The commander of the naval base attacked by militants on Sunday was relieved of his command, the Navy said in a statement on Wednesday, a rare sign of accountability in the powerful military establishment.
"Commodore Raja Tahir has been relieved from his duties with immediate effect," it said adding an inquiry had been ordered to investigate the attack.
The string of attacks by al Qaeda-linked militants has raised concern about the possible presence of Islamist sympathizers within the military, which controls Pakistan's nuclear weapons.
A 2008 U.S. diplomatic cable released by WikiLeaks revealed U.S. concern that officers at a prestigious army institution were largely biased against the United States, a key ally which has given Pakistan more than $20 billion in aid over the past decade, about two-thirds of it military.
The military is also facing accusations of either incompetence, or possibly complicity, after it became clear that bin Laden had been hiding out in Abbottabad, a garrison town north of the capital, for several years before he was shot dead by U.S. forces.
After bin Laden's killing, some Pakistanis have questioned whether the funding for the military is really worth it. Pakistan spent 442.2 billion rupees ($5.15 billion), about 20 percent of its 2010/11 budget, on defense last year -- an increase of 17 percent from the year before.
This year it plans to spend 495 billion rupees ($5.76 billion), officials say.
"To me, it defies logic for allocating so much on defense," said Asad Shafqat, a banker in Karachi.

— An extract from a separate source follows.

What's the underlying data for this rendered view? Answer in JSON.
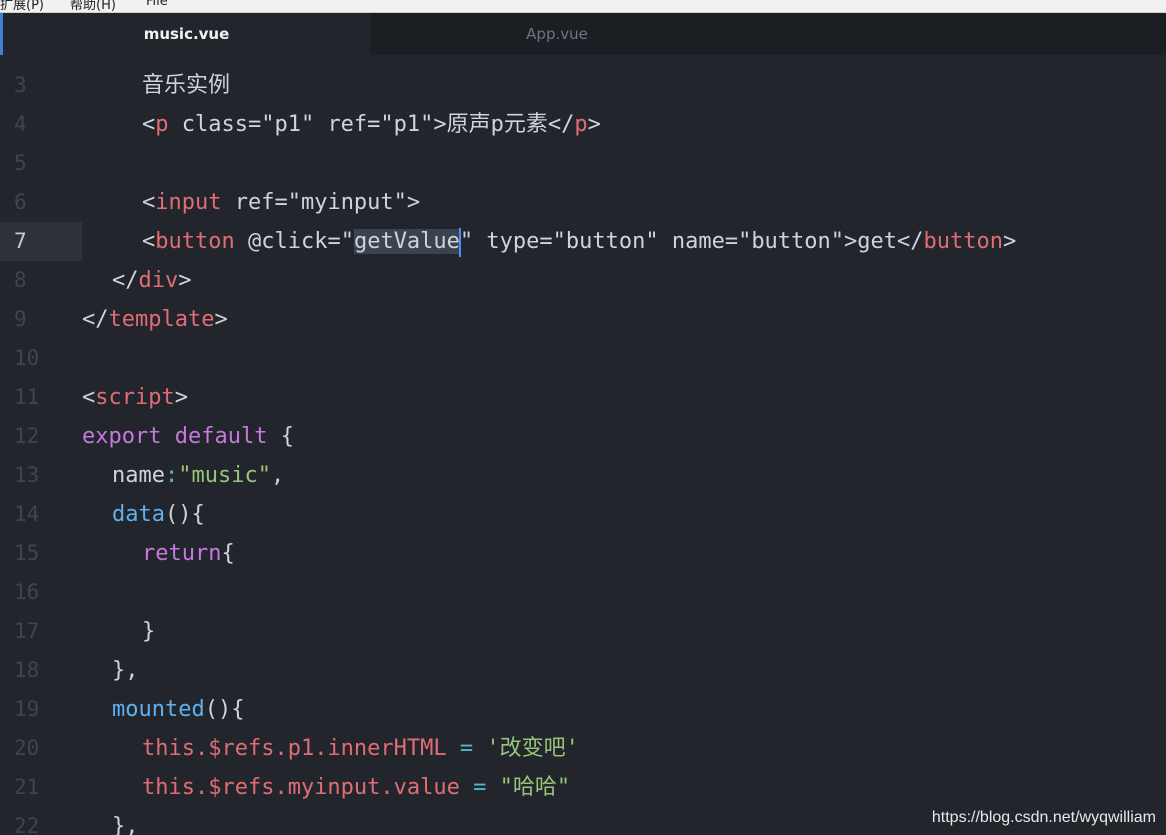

The government showed no signs of even light criticisms of the powerful military establishment. Prime Minister Yusuf Raza Gilani expressed "full support" for the armed forces.
Experts said changes in defense spending were unlikely.
"The balance between defense and social development has to change but I don't see that happening in the short term," said Shafqat Mahmood, a political analyst based in Lahore.
"Recent events have shown that we have to improve our defense and vulnerabilities."